Final answer:
Using kinematic equations and the given time intervals and acceleration due to gravity, the initial velocity of the balls can be calculated. Both balls are thrown with the same initial velocity and the velocities are equal and opposite at the point of collision.
Step-by-step explanation:
The student is asking about the velocity at which two balls must be tossed vertically so that they collide in mid-air. Given that they collide 0.5 seconds after the second ball is tossed, we can use kinematic equations to find the initial velocity. The supplied acceleration due to gravity is 9.8 m/s², which will allow us to calculate the initial velocity using the equation of motion.
Let's designate the time when the first ball is tossed as t=0. The second ball is tossed at t=1 second. At t=1.5 seconds, both balls collide.
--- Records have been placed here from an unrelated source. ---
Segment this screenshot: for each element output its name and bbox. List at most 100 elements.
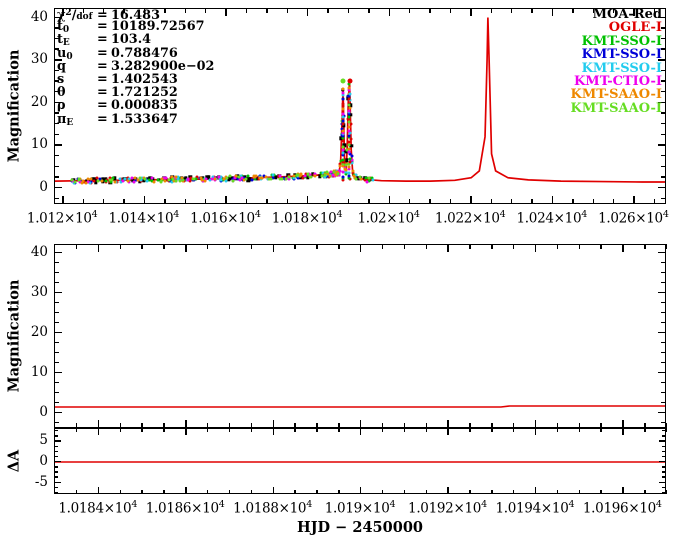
data-point xyxy=(260,176,264,180)
data-point xyxy=(71,179,75,183)
data-point xyxy=(217,175,221,179)
y-tick xyxy=(658,252,666,254)
x-tick xyxy=(347,199,350,204)
data-point xyxy=(105,178,109,182)
x-tick xyxy=(612,199,615,204)
data-point xyxy=(81,179,85,183)
data-point xyxy=(341,160,345,164)
data-point xyxy=(78,180,82,184)
x-tick xyxy=(556,490,559,494)
data-point xyxy=(150,176,154,180)
data-point xyxy=(347,78,353,84)
data-point xyxy=(170,180,174,184)
data-point xyxy=(219,175,223,179)
data-point xyxy=(344,158,349,162)
x-tick-label: 1.022×104 xyxy=(434,209,506,227)
y-tick xyxy=(661,37,666,40)
data-point xyxy=(159,179,163,183)
x-tick xyxy=(510,8,513,13)
x-tick xyxy=(82,199,84,204)
data-point xyxy=(347,135,351,139)
y-tick xyxy=(661,69,666,72)
y-tick-label: 30 xyxy=(30,284,48,300)
data-point xyxy=(335,170,339,174)
x-tick xyxy=(425,244,427,249)
y-tick xyxy=(54,422,59,424)
data-point xyxy=(86,177,90,181)
data-point xyxy=(167,179,171,183)
data-point xyxy=(341,104,345,108)
y-tick xyxy=(662,435,666,437)
y-tick-label: 0 xyxy=(39,178,48,195)
y-tick xyxy=(54,262,59,264)
data-point xyxy=(163,179,167,183)
y-tick xyxy=(661,362,666,364)
x-tick xyxy=(531,8,533,13)
x-tick xyxy=(633,196,635,204)
x-tick xyxy=(408,8,411,13)
data-point xyxy=(274,175,278,179)
data-point xyxy=(345,148,349,152)
x-tick xyxy=(578,428,580,432)
x-tick xyxy=(612,8,615,13)
x-tick xyxy=(408,199,411,204)
data-point xyxy=(247,177,251,182)
data-point xyxy=(352,174,356,178)
x-tick xyxy=(327,8,329,13)
x-tick xyxy=(534,244,537,252)
data-point xyxy=(127,177,131,181)
x-tick-label: 1.0194×104 xyxy=(495,499,575,517)
data-point xyxy=(323,175,327,179)
x-tick xyxy=(572,199,574,204)
data-point xyxy=(349,137,353,141)
x-tick xyxy=(469,423,471,428)
data-point xyxy=(341,170,345,174)
top-panel-y-title: Magnification xyxy=(5,49,23,163)
x-tick xyxy=(600,423,602,428)
data-point xyxy=(347,129,351,133)
data-point xyxy=(341,151,345,155)
data-point xyxy=(347,174,351,178)
x-tick xyxy=(578,244,580,249)
data-point xyxy=(347,171,351,175)
x-tick xyxy=(381,423,384,428)
data-point xyxy=(347,176,351,180)
data-point xyxy=(174,179,178,183)
y-tick-label: 10 xyxy=(30,136,48,153)
y-tick-label: 5 xyxy=(39,432,48,449)
data-point xyxy=(160,177,164,181)
x-tick xyxy=(266,8,268,13)
data-point xyxy=(143,177,147,181)
data-point xyxy=(349,122,353,126)
x-tick xyxy=(666,428,668,432)
y-tick xyxy=(54,435,58,437)
data-point xyxy=(227,177,231,182)
x-tick-label: 1.0184×104 xyxy=(58,499,138,517)
parameter-value: 3.282900e−02 xyxy=(111,58,215,74)
data-point xyxy=(332,170,336,174)
y-tick xyxy=(658,59,666,61)
y-tick xyxy=(661,312,666,314)
data-point xyxy=(89,177,93,181)
data-point xyxy=(195,175,199,179)
y-tick xyxy=(658,101,666,104)
magnification-panel-zoom xyxy=(54,244,666,428)
y-tick xyxy=(658,372,666,374)
y-tick xyxy=(54,412,62,414)
x-tick xyxy=(600,490,602,494)
residual-zero-line xyxy=(55,461,665,463)
x-tick xyxy=(622,487,624,494)
x-tick xyxy=(141,423,143,428)
x-tick xyxy=(403,490,406,494)
x-tick-label: 1.019×104 xyxy=(324,499,396,517)
y-tick xyxy=(54,155,59,157)
x-tick xyxy=(119,423,121,428)
data-point xyxy=(348,157,352,161)
data-point xyxy=(201,179,205,183)
y-tick-label: 20 xyxy=(30,324,48,340)
data-point xyxy=(156,178,160,182)
data-point xyxy=(341,107,345,111)
data-point xyxy=(296,173,300,177)
legend-item: KMT-SSO-I xyxy=(581,33,662,49)
data-point xyxy=(328,174,332,178)
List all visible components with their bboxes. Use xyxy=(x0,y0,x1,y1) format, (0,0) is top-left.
For the first ball, which has been in the air for 1.5 seconds, we can use the following equation:
v1 = u - g×t
where v1 is the velocity of the first ball at the collision, u is the unknown initial velocity (the same for both balls), g is the acceleration due to gravity (9.8 m/s²) and t is the time (1.5 seconds for the first ball).
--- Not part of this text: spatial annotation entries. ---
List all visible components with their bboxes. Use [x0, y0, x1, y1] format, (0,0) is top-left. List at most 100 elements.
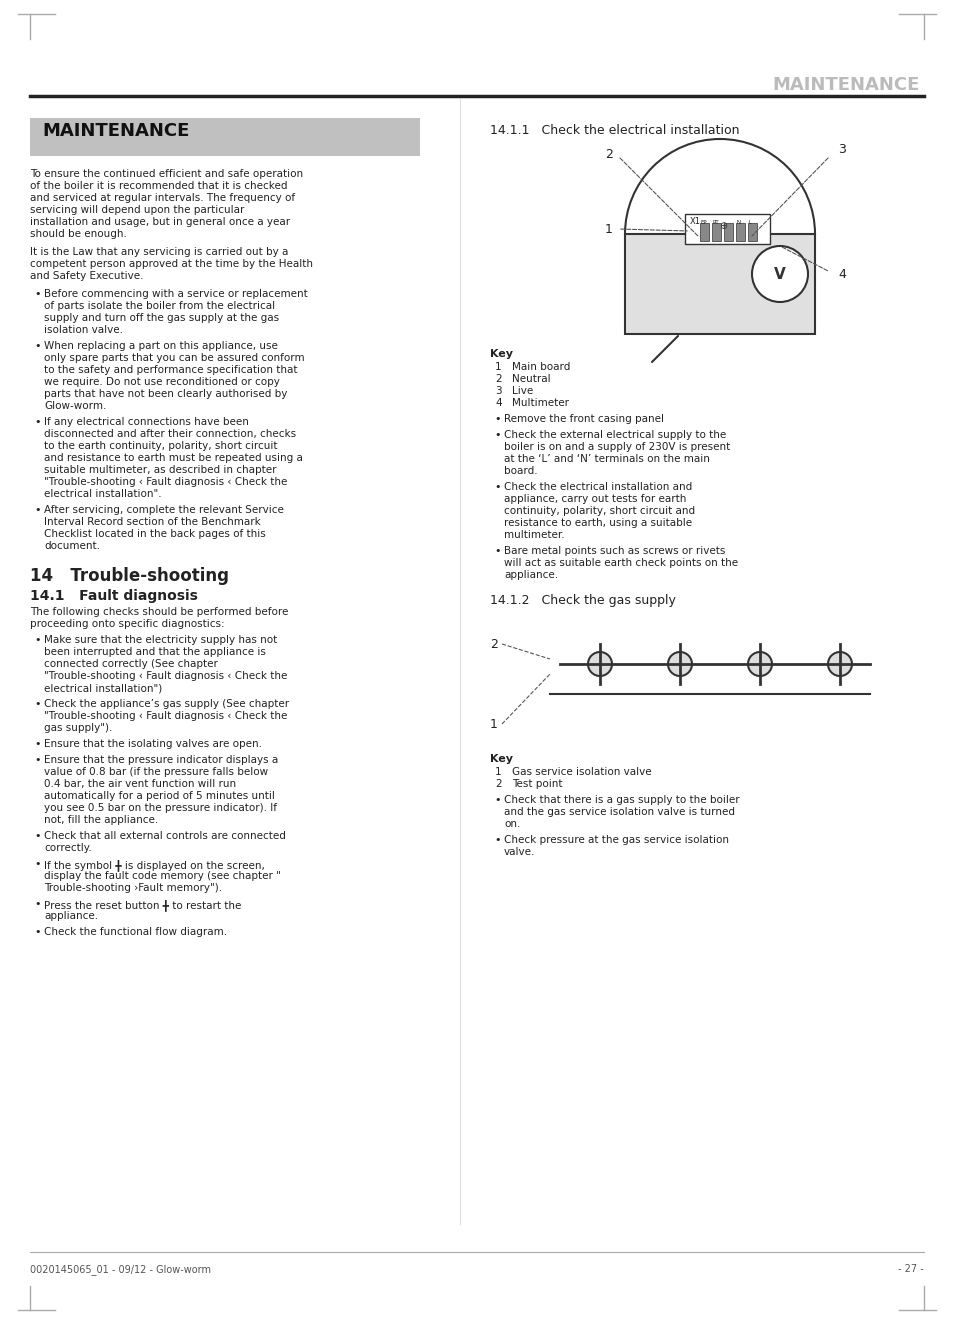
- Text: Interval Record section of the Benchmark: Interval Record section of the Benchmark: [44, 516, 260, 527]
- Text: gas supply").: gas supply").: [44, 723, 112, 733]
- Text: RT: RT: [712, 220, 719, 225]
- Text: •: •: [494, 794, 500, 805]
- Text: isolation valve.: isolation valve.: [44, 324, 123, 335]
- Text: When replacing a part on this appliance, use: When replacing a part on this appliance,…: [44, 342, 277, 351]
- Text: 2: 2: [495, 373, 501, 384]
- Text: and the gas service isolation valve is turned: and the gas service isolation valve is t…: [503, 808, 734, 817]
- Text: display the fault code memory (see chapter ": display the fault code memory (see chapt…: [44, 871, 280, 880]
- Text: electrical installation"): electrical installation"): [44, 683, 162, 692]
- Text: been interrupted and that the appliance is: been interrupted and that the appliance …: [44, 647, 266, 657]
- Text: 1: 1: [495, 361, 501, 372]
- Text: 1: 1: [495, 767, 501, 777]
- Text: parts that have not been clearly authorised by: parts that have not been clearly authori…: [44, 389, 287, 399]
- Text: •: •: [34, 859, 40, 869]
- Text: and serviced at regular intervals. The frequency of: and serviced at regular intervals. The f…: [30, 193, 294, 203]
- Text: document.: document.: [44, 542, 100, 551]
- Text: "Trouble-shooting ‹ Fault diagnosis ‹ Check the: "Trouble-shooting ‹ Fault diagnosis ‹ Ch…: [44, 711, 287, 722]
- Text: Gas service isolation valve: Gas service isolation valve: [512, 767, 651, 777]
- Text: not, fill the appliance.: not, fill the appliance.: [44, 816, 158, 825]
- Text: •: •: [34, 899, 40, 910]
- Text: •: •: [494, 835, 500, 845]
- Text: Neutral: Neutral: [512, 373, 550, 384]
- Text: After servicing, complete the relevant Service: After servicing, complete the relevant S…: [44, 504, 284, 515]
- Text: Ensure that the pressure indicator displays a: Ensure that the pressure indicator displ…: [44, 755, 278, 765]
- Text: 2: 2: [604, 147, 612, 160]
- Text: Checklist located in the back pages of this: Checklist located in the back pages of t…: [44, 530, 266, 539]
- Text: board.: board.: [503, 466, 537, 477]
- Text: •: •: [34, 417, 40, 428]
- Bar: [711, 222, 720, 241]
- Text: correctly.: correctly.: [44, 843, 91, 853]
- Text: 1: 1: [490, 718, 497, 731]
- Text: Ensure that the isolating valves are open.: Ensure that the isolating valves are ope…: [44, 739, 262, 749]
- Text: of parts isolate the boiler from the electrical: of parts isolate the boiler from the ele…: [44, 301, 274, 311]
- Circle shape: [624, 139, 814, 328]
- Text: •: •: [494, 482, 500, 493]
- Bar: [735, 222, 744, 241]
- Text: MAINTENANCE: MAINTENANCE: [772, 75, 919, 94]
- Text: Key: Key: [490, 753, 513, 764]
- Text: ⊕: ⊕: [719, 221, 726, 230]
- Text: 2: 2: [490, 637, 497, 650]
- Text: "Trouble-shooting ‹ Fault diagnosis ‹ Check the: "Trouble-shooting ‹ Fault diagnosis ‹ Ch…: [44, 477, 287, 487]
- Text: Check that all external controls are connected: Check that all external controls are con…: [44, 831, 286, 841]
- Text: Bare metal points such as screws or rivets: Bare metal points such as screws or rive…: [503, 545, 724, 556]
- Text: •: •: [34, 289, 40, 299]
- Text: 0.4 bar, the air vent function will run: 0.4 bar, the air vent function will run: [44, 779, 236, 789]
- Text: we require. Do not use reconditioned or copy: we require. Do not use reconditioned or …: [44, 377, 279, 387]
- Text: Test point: Test point: [512, 779, 562, 789]
- Text: Main board: Main board: [512, 361, 570, 372]
- Text: To ensure the continued efficient and safe operation: To ensure the continued efficient and sa…: [30, 169, 303, 179]
- Text: Live: Live: [512, 387, 533, 396]
- Text: you see 0.5 bar on the pressure indicator). If: you see 0.5 bar on the pressure indicato…: [44, 802, 276, 813]
- Text: •: •: [494, 414, 500, 424]
- Text: 14.1.2   Check the gas supply: 14.1.2 Check the gas supply: [490, 594, 675, 606]
- Text: installation and usage, but in general once a year: installation and usage, but in general o…: [30, 217, 290, 226]
- Text: disconnected and after their connection, checks: disconnected and after their connection,…: [44, 429, 295, 440]
- Text: servicing will depend upon the particular: servicing will depend upon the particula…: [30, 205, 244, 214]
- Text: proceeding onto specific diagnostics:: proceeding onto specific diagnostics:: [30, 620, 224, 629]
- Text: Make sure that the electricity supply has not: Make sure that the electricity supply ha…: [44, 636, 277, 645]
- Circle shape: [751, 246, 807, 302]
- Text: It is the Law that any servicing is carried out by a: It is the Law that any servicing is carr…: [30, 248, 288, 257]
- Text: electrical installation".: electrical installation".: [44, 489, 161, 499]
- FancyArrowPatch shape: [651, 336, 678, 361]
- Text: 4: 4: [837, 267, 845, 281]
- Text: Glow-worm.: Glow-worm.: [44, 401, 107, 410]
- Text: •: •: [34, 927, 40, 937]
- FancyBboxPatch shape: [624, 234, 814, 334]
- Text: N: N: [737, 220, 740, 225]
- Text: value of 0.8 bar (if the pressure falls below: value of 0.8 bar (if the pressure falls …: [44, 767, 268, 777]
- Text: X1: X1: [689, 217, 700, 226]
- Text: EP: EP: [700, 220, 707, 225]
- Text: appliance.: appliance.: [44, 911, 98, 922]
- Circle shape: [747, 651, 771, 677]
- Text: L: L: [748, 220, 751, 225]
- Text: "Trouble-shooting ‹ Fault diagnosis ‹ Check the: "Trouble-shooting ‹ Fault diagnosis ‹ Ch…: [44, 671, 287, 681]
- Text: supply and turn off the gas supply at the gas: supply and turn off the gas supply at th…: [44, 312, 279, 323]
- Text: Check the external electrical supply to the: Check the external electrical supply to …: [503, 430, 725, 440]
- Bar: [700, 222, 708, 241]
- Text: multimeter.: multimeter.: [503, 530, 564, 540]
- Text: Multimeter: Multimeter: [512, 399, 568, 408]
- Text: will act as suitable earth check points on the: will act as suitable earth check points …: [503, 557, 738, 568]
- Bar: [723, 222, 732, 241]
- Text: 4: 4: [495, 399, 501, 408]
- Text: - 27 -: - 27 -: [898, 1264, 923, 1274]
- Text: connected correctly (See chapter: connected correctly (See chapter: [44, 659, 217, 669]
- Text: and resistance to earth must be repeated using a: and resistance to earth must be repeated…: [44, 453, 302, 463]
- Text: •: •: [34, 739, 40, 749]
- Text: •: •: [34, 831, 40, 841]
- Text: resistance to earth, using a suitable: resistance to earth, using a suitable: [503, 518, 691, 528]
- Text: Press the reset button ╋ to restart the: Press the reset button ╋ to restart the: [44, 899, 241, 911]
- Text: Key: Key: [490, 350, 513, 359]
- Text: Check the appliance’s gas supply (See chapter: Check the appliance’s gas supply (See ch…: [44, 699, 289, 708]
- Text: 14.1   Fault diagnosis: 14.1 Fault diagnosis: [30, 589, 197, 602]
- Text: •: •: [34, 504, 40, 515]
- Text: •: •: [34, 755, 40, 765]
- Text: V: V: [773, 266, 785, 282]
- Text: If any electrical connections have been: If any electrical connections have been: [44, 417, 249, 428]
- Text: of the boiler it is recommended that it is checked: of the boiler it is recommended that it …: [30, 181, 287, 191]
- Text: Check the functional flow diagram.: Check the functional flow diagram.: [44, 927, 227, 937]
- Text: on.: on.: [503, 820, 519, 829]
Since the balls collide, the first ball is moving downwards and the second ball upwards, so their velocities are equal in magnitude but opposite in direction. The second ball has been in the air for 0.5 seconds, so:
v2 = u - g×t
where v2 is the velocity of the second ball at the collision, and t for the second ball is 0.5 seconds.
Since v1 = -v2, we can set the equations equal to each other and solve for u:
u - g×1.5 = -(u - g×0.5)
Solving the above equation will yield the initial velocity u.